Cumhurbaşkanı Recep Tayyip Erdoğan’ın “İslam bize göre değil, biz İslama göre hareket edeceğiz” sözü yaşama geçirildi ve Resmi Gazete’de şeri bir karar yayımlandı. Karar ile faizsiz finans kuruluşları denetçileri için belirlenen etik kurallar, fıkhi (İslam hukuk kuralı) hükümlere bağlandı. Hukukçu Turgut Kazan konu hakkında, "Türkiye Cumhuriyet’i laik bir Cumhuriyettir. Kuralların hukuka laik Cumhuriyet’e uygun olması gerekir. Şimdi bir kez daha anlaşılıyor ki her şeyi adım adım birilerinin anladığı İslamiyet’e uydurmaya çalışmalarının bir adımıdır" ifadelerini kullandı.
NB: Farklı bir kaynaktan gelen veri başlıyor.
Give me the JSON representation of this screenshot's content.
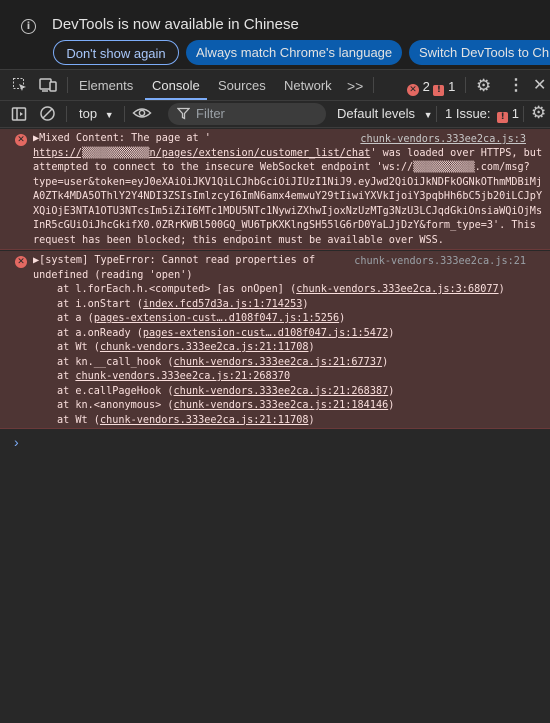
{
  "banner": {
    "title": "DevTools is now available in Chinese",
    "btn_dont_show": "Don't show again",
    "btn_always_match": "Always match Chrome's language",
    "btn_switch": "Switch DevTools to Ch"
  },
  "tabs": {
    "elements": "Elements",
    "console": "Console",
    "sources": "Sources",
    "network": "Network",
    "more": ">>"
  },
  "counts": {
    "errors": "2",
    "issues_flag": "1"
  },
  "toolbar": {
    "context": "top",
    "filter_placeholder": "Filter",
    "levels": "Default levels",
    "issues_label": "1 Issue:",
    "issues_count": "1"
  },
  "msg1": {
    "source": "chunk-vendors.333ee2ca.js:3",
    "lines": [
      "▶Mixed Content: The page at '",
      "https://▒▒▒▒▒▒▒▒▒▒▒n/pages/extension/customer_list/chat",
      "' was loaded over HTTPS, but",
      "attempted to connect to the insecure WebSocket endpoint 'ws://▒▒▒▒▒▒▒▒▒▒.com/msg?",
      "type=user&token=eyJ0eXAiOiJKV1QiLCJhbGciOiJIUzI1NiJ9.eyJwd2QiOiJkNDFkOGNkOThmMDBiMj",
      "A0ZTk4MDA5OThlY2Y4NDI3ZSIsImlzcyI6ImN6amx4emwuY29tIiwiYXVkIjoiY3pqbHh6bC5jb20iLCJpY",
      "XQiOjE3NTA1OTU3NTcsIm5iZiI6MTc1MDU5NTc1NywiZXhwIjoxNzUzMTg3NzU3LCJqdGkiOnsiaWQiOjMs",
      "InR5cGUiOiJhcGkifX0.0ZRrKWBl500GQ_WU6TpKXKlngSH55lG6rD0YaLJjDzY&form_type=3'. This",
      "request has been blocked; this endpoint must be available over WSS."
    ]
  },
  "msg2": {
    "source": "chunk-vendors.333ee2ca.js:21",
    "head1": "▶[system] TypeError: Cannot read properties of",
    "head2": "undefined (reading 'open')",
    "stack": [
      {
        "pre": "at l.forEach.h.<computed> [as onOpen] (",
        "link": "chunk-vendors.333ee2ca.js:3:68077",
        "post": ")"
      },
      {
        "pre": "at i.onStart (",
        "link": "index.fcd57d3a.js:1:714253",
        "post": ")"
      },
      {
        "pre": "at a (",
        "link": "pages-extension-cust….d108f047.js:1:5256",
        "post": ")"
      },
      {
        "pre": "at a.onReady (",
        "link": "pages-extension-cust….d108f047.js:1:5472",
        "post": ")"
      },
      {
        "pre": "at Wt (",
        "link": "chunk-vendors.333ee2ca.js:21:11708",
        "post": ")"
      },
      {
        "pre": "at kn.__call_hook (",
        "link": "chunk-vendors.333ee2ca.js:21:67737",
        "post": ")"
      },
      {
        "pre": "at ",
        "link": "chunk-vendors.333ee2ca.js:21:268370",
        "post": ""
      },
      {
        "pre": "at e.callPageHook (",
        "link": "chunk-vendors.333ee2ca.js:21:268387",
        "post": ")"
      },
      {
        "pre": "at kn.<anonymous> (",
        "link": "chunk-vendors.333ee2ca.js:21:184146",
        "post": ")"
      },
      {
        "pre": "at Wt (",
        "link": "chunk-vendors.333ee2ca.js:21:11708",
        "post": ")"
      }
    ]
  }
}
14 Aralık 2019 tarihli Resmi Gazete’de, Kamu Gözetim, Muhasebe ve Denetim Standartları Kurumu’nun 12 Aralık 2019 günü aldığı “Faizsiz Finans Kuruluşlarının Bağımsız Denetimini Yürüten Denetçiler İçin Kurallar” kararı yayımlandı.
Cumhuriyet'ten Işık Kansu ve Seyhan Avşar'ın haberine göre Kuranıkerim’den ayetler, Hz. Muhammet’in hadis-i şeriflerinden, Diyanet İşleri Başkanlığı’nın çalışmalarından alıntılar yapılan kararın giriş bölümünde, “muhasebenin, İslam dininin farz-ı kifaye (yapanın sevabını aldığı, tümden yapılmadığı durumda toplumun tümünün sorumlu olduğu yükümlülük) olarak gerekli kıldığı mesleklerden” sayıldığı kaydedilerek, şöyle denildi:
“Adil olma kavramı (adalet), Kuranıkerim’de birçok ayette geçmektedir. ‘Şüphesiz Allah, adaleti, iyilik yapmayı, yakınlarına yardım etmeyi emreder’ ve ‘Allah size, emanetleri mutlaka ehline vermenizi ve insanlar arasında hükmettiğiniz zaman adaletle hükmetmenizi emrediyor...’
Kararda, fıkhi ilke ve kuralların, bu etik kurallara, amaçları bakımından diğer tüm nedenler üzerinde, sürekli ve değişmez dini kaynaklı potansiyel bir yaptırım gücü sağladığı belirtilerek, denetçiler için etik ilkelerin dini dayanakları sıralandı. Bu dayanaklar arasında “insanın yeryüzündeki halifeliği ilkesi, ihlas (ibadette içtenlik), takva (Allah’tan korkma), Allah’a hesap verilecek” olması yer aldı.
Mesleki yeterlik ve özen ilkesine dayalı etik davranış kuralları da tanımlanırken, “Denetçi, mesleki görev veya hizmetlerini özenle ve düzgün biçimde yerine getirirken Allah-u Teâlâ’ya, topluma, mesleğine, müşterisine ve kendisine karşı sorumlu olduğu” denildi. Bir başka kurala göre de; denetçilere, Allah-u Teâlâ’nın kendisini sürekli izlediğinin ve kıyamet gününde hesap vereceğinin bilincinde olması zorunluluğu getirildi.
Hukukçu Turgut Kazan, içinde yaşadığımız dönemde anayasasız bir Türkiye yaratıldığına dikkat çekerek şunları söyledi: “Siyasi iktidar ve Cumhurbaşkanlığı hükümet sistemi ne isterse yapabileceğini düşünüyor. Şeklende olsa halen bir anayasamız var. Cumhurbaşkanı da bu anayasaya göre seçildiğine ve yemin ettiğine göre böyle bir şey kural dışıdır. Türkiye Cumhuriyet’i laik bir Cumhuriyettir. Kuralların hukuka laik Cumhuriyet’e uygun olması gerekir. Şimdi bir kez daha anlaşılıyor ki her şeyi adım adım birilerinin anladığı İslamiyet’e uydurmaya çalışmalarının bir adımıdır. Şüphesiz ki kural dışıdır.”